Nonteaching hospitals think they're better at teamwork, handoffs

Nonteaching hospitals on average scored higher than academic medical centers for teamwork and patient handoffs, according to the latest patient safety survey from the Agency for Healthcare Research and Quality (AHRQ).

Sixty percent of nonteaching hospital respondents said they support each other, treat each other with respect and work well together as a team, compared to 55 percent at teaching hospitals, according to the "Hospital Survey on Patient Safety Culture 2012 User Comparative Database Report," based on data from 1,128 hospitals and more than 500,000 respondents.

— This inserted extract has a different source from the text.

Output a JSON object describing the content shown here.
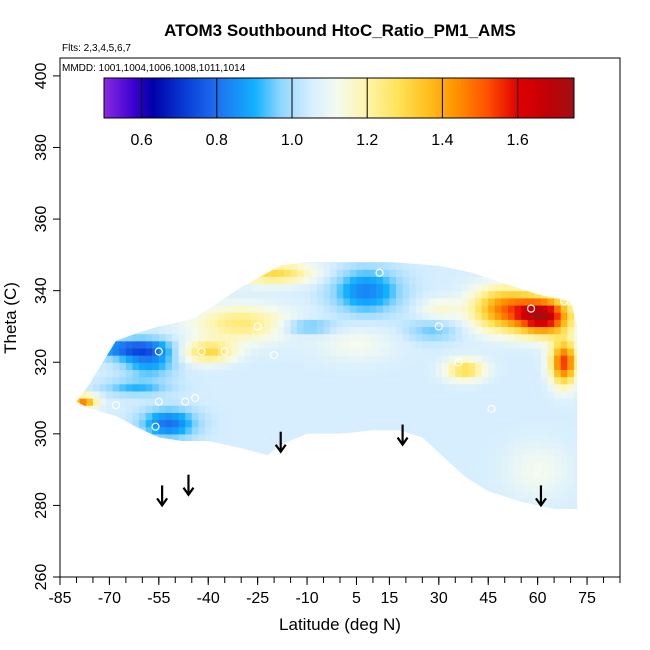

For handoffs and transitions, 47 percent of nonteaching hospital staff gave positive responses to whether important patient care information was appropriately transferred across hospital units and during shift changes, 5 percentage points higher than teaching hospitals--a statistically significant difference, according to the AHRQ.

Overall, nonteaching hospitals expressed approval with their current patient safety efforts, scoring themselves up to 2 percentage points higher on all patient safety composites. Meanwhile, teaching hospitals rose up to 1 percentage point on only half of the composites and dropped 1 percentage point for supervisor/manager expectations and actions promoting patient safety, according to the survey.

The AHRQ data also highlighted major areas for hospital improvement, which include utilizing organizational learning so mistakes lead to positive changes, as well as enhancing management support for patient safety to make it a top priority.